Martínez Llorca ejerció de ángel de la guarda de sus hermanos pequeños en casa y en el patio del colegio, donde salía siempre derrotado en las batallas. Sobrevivió a un coma tras un accidente. Se impone la obligación de mantener el tipo, a costa de lo que sea, en los peores momentos que vive su familia, como tras el fallecimiento de su mejor hermano. Y a medida que avanzamos, la prosa se vuelve más reflexiva y el tiempo se vuelve más cercano. El narrador supera la adolescencia, llega a la universidad, se convierte en un adulto. Por fin encuentra un ritmo en el que sus pasiones puedan desatarse sin que peligre el corazón: la soledad y la literatura, la soledad y los viajes, los compañeros de cuerda en la montaña y el reconocimiento de la amistad. Será la amistad la tabla de salvación del náufrago, la representación generosa de la ética de Martínez Llorca, que se desnuda, identificando todo aquello que le transformó en un ser tímido, tal vez por la férula de un hermano mayor incapaz de superar el síndrome del príncipe destronado. La inmovilidad se convierte así en la única defensa frente a cualquier tipo de ataques de quienes son más fuertes que él. Y mientras tanto, el presente, la situación que lleva al narrador a afrontar este texto, que es a la vez una confesión y una carta de despedida, se describe la lucha por sobrevivir, a merced de una medicina más preocupada en controlar una enfermedad que en sanarla.
De alguna manera, la parte de la vida que uno no puede elegir le orienta hacia unas veleidades que ha podido extraer del tiempo libre, del aire libre.
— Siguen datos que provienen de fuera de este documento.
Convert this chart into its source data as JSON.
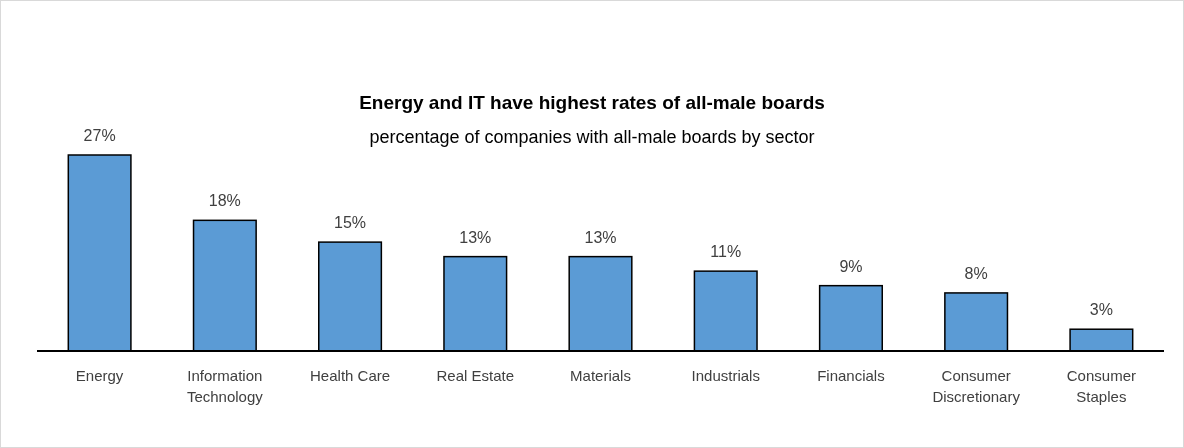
{
  "chart_data": {
    "type": "bar",
    "title": "Energy and IT have highest rates of all-male boards",
    "subtitle": "percentage of companies with all-male boards by sector",
    "categories": [
      "Energy",
      "Information Technology",
      "Health Care",
      "Real Estate",
      "Materials",
      "Industrials",
      "Financials",
      "Consumer Discretionary",
      "Consumer Staples"
    ],
    "values": [
      27,
      18,
      15,
      13,
      13,
      11,
      9,
      8,
      3
    ],
    "value_labels": [
      "27%",
      "18%",
      "15%",
      "13%",
      "13%",
      "11%",
      "9%",
      "8%",
      "3%"
    ],
    "color": "#5b9bd5"
  }
}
Aquí ya no se ocultan las filias y fobias que no llevan a ninguna parte. Aunque lo que predomina sigue siendo esa lucha por la vida, frente a unas enfermedades invisibles, crónicas, congénitas, que se han terminado por imponer y, definitivamente, modelan su temperamento. Pero ya a medida que se avanza en la lectura, se imponen los relatos de viajes y montaña. La sensación final es que se ha de ir librando batalla tras batalla, aunque seamos conscientes de que las posibilidades de derrota son superiores a nuestras fuerzas. Sin perder la orientación ni la conciencia de canto de cisne que implican las enfermedades, la última parte del libro, se centra en las narraciones de los más importantes episodios de su vida de aventuras: los momentos en que la muerte tocó de cerca a las cordadas de las que formaba parte o los agradecimientos a los grandes hombres del mundo de la montaña, que le apoyaron en sus primero pasos en la carrera literaria.
Y ya solo queda menciona a los autores que aparecen a lo largo de la obra, que son nuevos referentes vitales, pues leyendo Luz en las grietas uno conviene en que literatura y vida son sinónimos: Conrad, Montaigne, Whitman, Tolstoi, Pessoa.
Luz en las grietas es un libro híbrido, sin necesidad de aturdirnos con los fuegos artificiales que practican los autores tan en boca de todos hoy en día. Aquí no se lucha contra la complejidad de niveles textuales, metatemas y guiños cultos. Aquí nos sumergimos en relatos reales y reflexiones reales, que hablan de la aventura de vivir o de la intención de hacer de la vida una aventura, pese al tormento de la enfermedad. Huyendo del sentimentalismo, el miedo a la muerte queda vinculado a una vida que comparte pasión y aflicción. El resultado es un libro que consigue una hondura y una belleza que en lugar de iluminar, esclarecen. Una obra maestra, una obra maldita.